Thursday, 17 February 2011

Scepticism

My main philosophical interest for the last 20 years or so has been epistemology, the study of what we can and cannot know, what the limitations on knowledge are. My natural inclination is to be sceptical of claims to knowledge. In my view there are good reasons for suspecting that our confidence in what we think we know is not well founded, and that the greater the confidence someone has in a position the more likely they are to be on very shaky ground.

Recently I have noticed that other fields of study are coming up with work that underwrites the sceptical position. For instance, a few years ago I read 3 books by the biologist Andrew Parker. The books are mainly about vision, and describe his work particularly in the evolution of colour vision.

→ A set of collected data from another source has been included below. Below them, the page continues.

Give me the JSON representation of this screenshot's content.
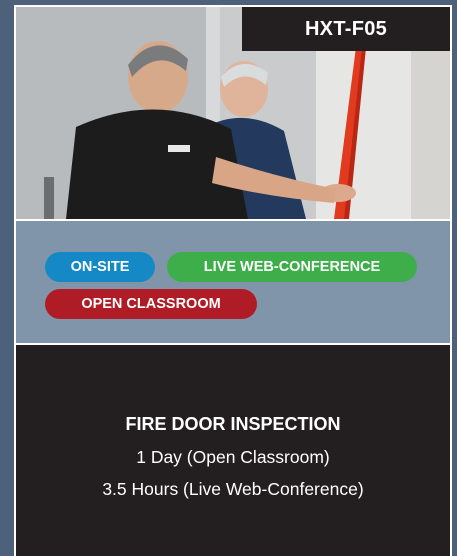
{
  "course": {
    "code": "HXT-F05",
    "title": "FIRE DOOR INSPECTION",
    "durations": [
      "1 Day (Open Classroom)",
      "3.5 Hours (Live Web-Conference)"
    ]
  },
  "badges": {
    "onsite": "ON-SITE",
    "web": "LIVE WEB-CONFERENCE",
    "classroom": "OPEN CLASSROOM"
  },
  "colors": {
    "background": "#4d617a",
    "badge_panel": "#8094aa",
    "dark": "#231f20",
    "onsite": "#1589c5",
    "web": "#3eae4a",
    "classroom": "#b01c26"
  }
}
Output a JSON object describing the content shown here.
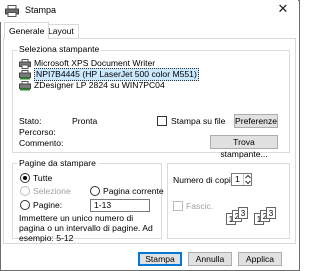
{
  "window": {
    "title": "Stampa",
    "close_glyph": "✕",
    "app_icon": "printer-icon"
  },
  "tabs": [
    {
      "label": "Generale",
      "active": true
    },
    {
      "label": "Layout",
      "active": false
    }
  ],
  "printer_group": {
    "legend": "Seleziona stampante",
    "printers": [
      {
        "name": "Microsoft XPS Document Writer",
        "selected": false,
        "icon": "printer-icon"
      },
      {
        "name": "NPI7B4445 (HP LaserJet 500 color M551)",
        "selected": true,
        "icon": "network-printer-icon"
      },
      {
        "name": "ZDesigner LP 2824 su WIN7PC04",
        "selected": false,
        "icon": "network-printer-icon"
      }
    ],
    "status_label": "Stato:",
    "status_value": "Pronta",
    "location_label": "Percorso:",
    "comment_label": "Commento:",
    "print_to_file_label": "Stampa su file",
    "print_to_file_checked": false,
    "preferences_button": "Preferenze",
    "find_printer_button": "Trova stampante..."
  },
  "page_range_group": {
    "legend": "Pagine da stampare",
    "all_label": "Tutte",
    "selection_label": "Selezione",
    "current_page_label": "Pagina corrente",
    "pages_label": "Pagine:",
    "pages_value": "1-13",
    "selected_option": "all",
    "hint": "Immettere un unico numero di pagina o un intervallo di pagine. Ad esempio: 5-12"
  },
  "copies_group": {
    "copies_label": "Numero di copie:",
    "copies_value": "1",
    "collate_label": "Fascic.",
    "collate_checked": false,
    "collate_pages": [
      "1",
      "2",
      "3"
    ]
  },
  "footer": {
    "print_button": "Stampa",
    "cancel_button": "Annulla",
    "apply_button": "Applica"
  },
  "colors": {
    "selection": "#cce8ff",
    "default_button_border": "#0078d7",
    "button_face": "#e1e1e1"
  }
}
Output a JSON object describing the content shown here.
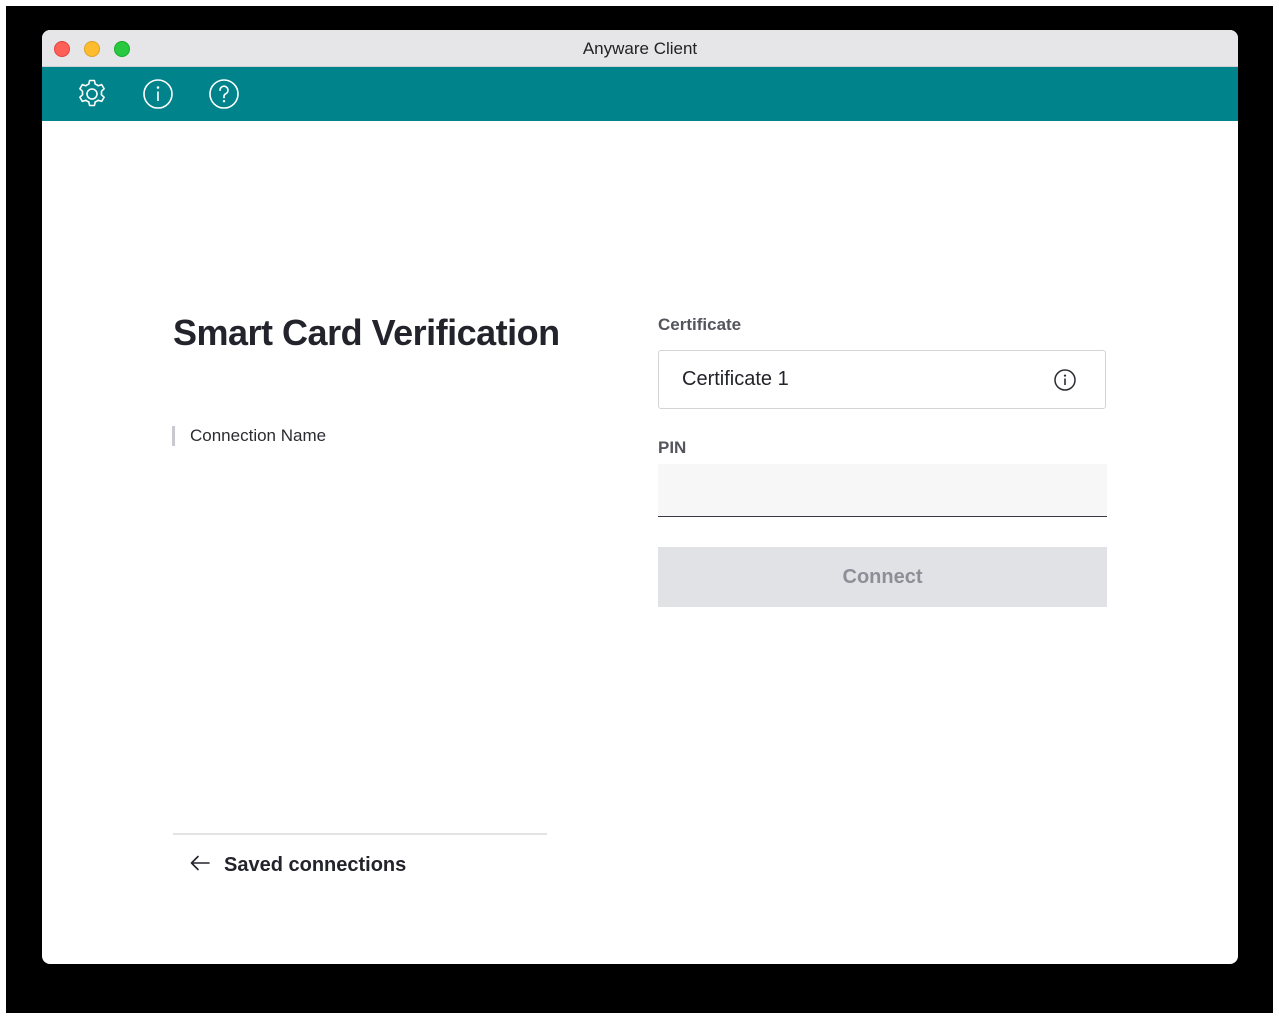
{
  "window": {
    "title": "Anyware Client"
  },
  "toolbar": {
    "icons": [
      "settings-icon",
      "info-icon",
      "help-icon"
    ],
    "background_color": "#00838a"
  },
  "main": {
    "heading": "Smart Card Verification",
    "connection_name": "Connection Name",
    "back_link_label": "Saved connections"
  },
  "form": {
    "certificate_label": "Certificate",
    "certificate_value": "Certificate 1",
    "pin_label": "PIN",
    "pin_value": "",
    "connect_label": "Connect"
  },
  "colors": {
    "accent": "#00838a",
    "button_disabled_bg": "#e1e2e6",
    "button_disabled_text": "#8e8e98"
  }
}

In these volumes he describes in great detail both the seeing end in different versions of the eye, and also the seen end and the physics of the different ways nature has evolved that give us colours to see. (I'm not really happy with the way I've phrased that, but it'll do.) This convinced me that the colours we see are created by the brain - they represent something out there, but we cannot be sure exactly what. Cannot, in the previous sentence, indicates a fundamental barrier to knowledge. Certainly colour does not exist in the accepted sense: it's a creation of our brains.

I have taken an intelligent interest in cosmology, as much as a non-physicist can. One thing we can be reasonably sure of is that there is a whole lot out there we do not understand. There are theoretical reasons for thinking that there must be dark matter, dark energy, but so far we are not able to detect either directly. Gravitational lensing of distant objects makes us think that there must be a massive something between us and it. But we cannot actually detect that something itself. Who knows what else there might be out there, and who knows how accurate our present understanding of the natural world is? But if we have good reasons for suspecting that we are ignorant of something in excess of 90% of what exists, how can we claim to have secure knowledge of the other 10%? All we can say is that what we think we know represents what is actually there well enough to produce effects we can repeat and describe, whether in my toaster, or by flying the Atlantic and sending space-craft to Saturn, or in the Collider at CERN. We can trust what we think we see well enough to support our evolution, but perhaps (necessarily) no better than that.

Then there is all the interesting work going on in Neuroscience and Psychology. There is experimental evidence that seems to show that limb movements which we take to be the result of conscious decisions are in fact initiated in the brain long (up to 6 seconds) before we become aware of them. Miles's TV series shows, among other things, how pre-conscious emotions determine what we take to be rational decisions. Work by psychologists with illusions is also convincing that a good chunk of perception is in the brain, not the sense organs. For example, the subject is shown a face saying either BAH or PAH. The lip movement is clear and distinct. He also hears the speaker's voice saying either BAH or PAH. But the sound played is always BAH. Even the researcher who described this, after 20 years of working on it, always hears what the mouth seems to say, despite the fact that he knows very well what sound is actually reaching the ears. It always works. For some reason the brain hears what the eye sees, not what comes in the ears. There is a lot of work along these lines showing similar things. In other words, our perceptions are, to a larger extent than we would want to think, constructed in our brains, and are not a reliable reflection of the world as it is.

Now the BBC has reported some work with painkillers described in Science Translational Medicine. In short, people acting as experimental subjects are hooked up to a system that delivers a powerful pain killer, and are also subjected to some pain. The experiment seems to show that the subjects' experience of pain is greater or less depending on what they are told is happening, and not on the pain given or the pain killer administered. The brain's expectation of pain can completely wipe out the effect of the pain killer, for example. It's well worth reading the item.

The point is, of course, that our experience of the external world and how it impinges on us is created in the brain, and is not directly connected to our experience itself. What we think is what we experience, not what happens to us.

The idea that we can be certain of anything outside our own heads appears more and more ridiculous.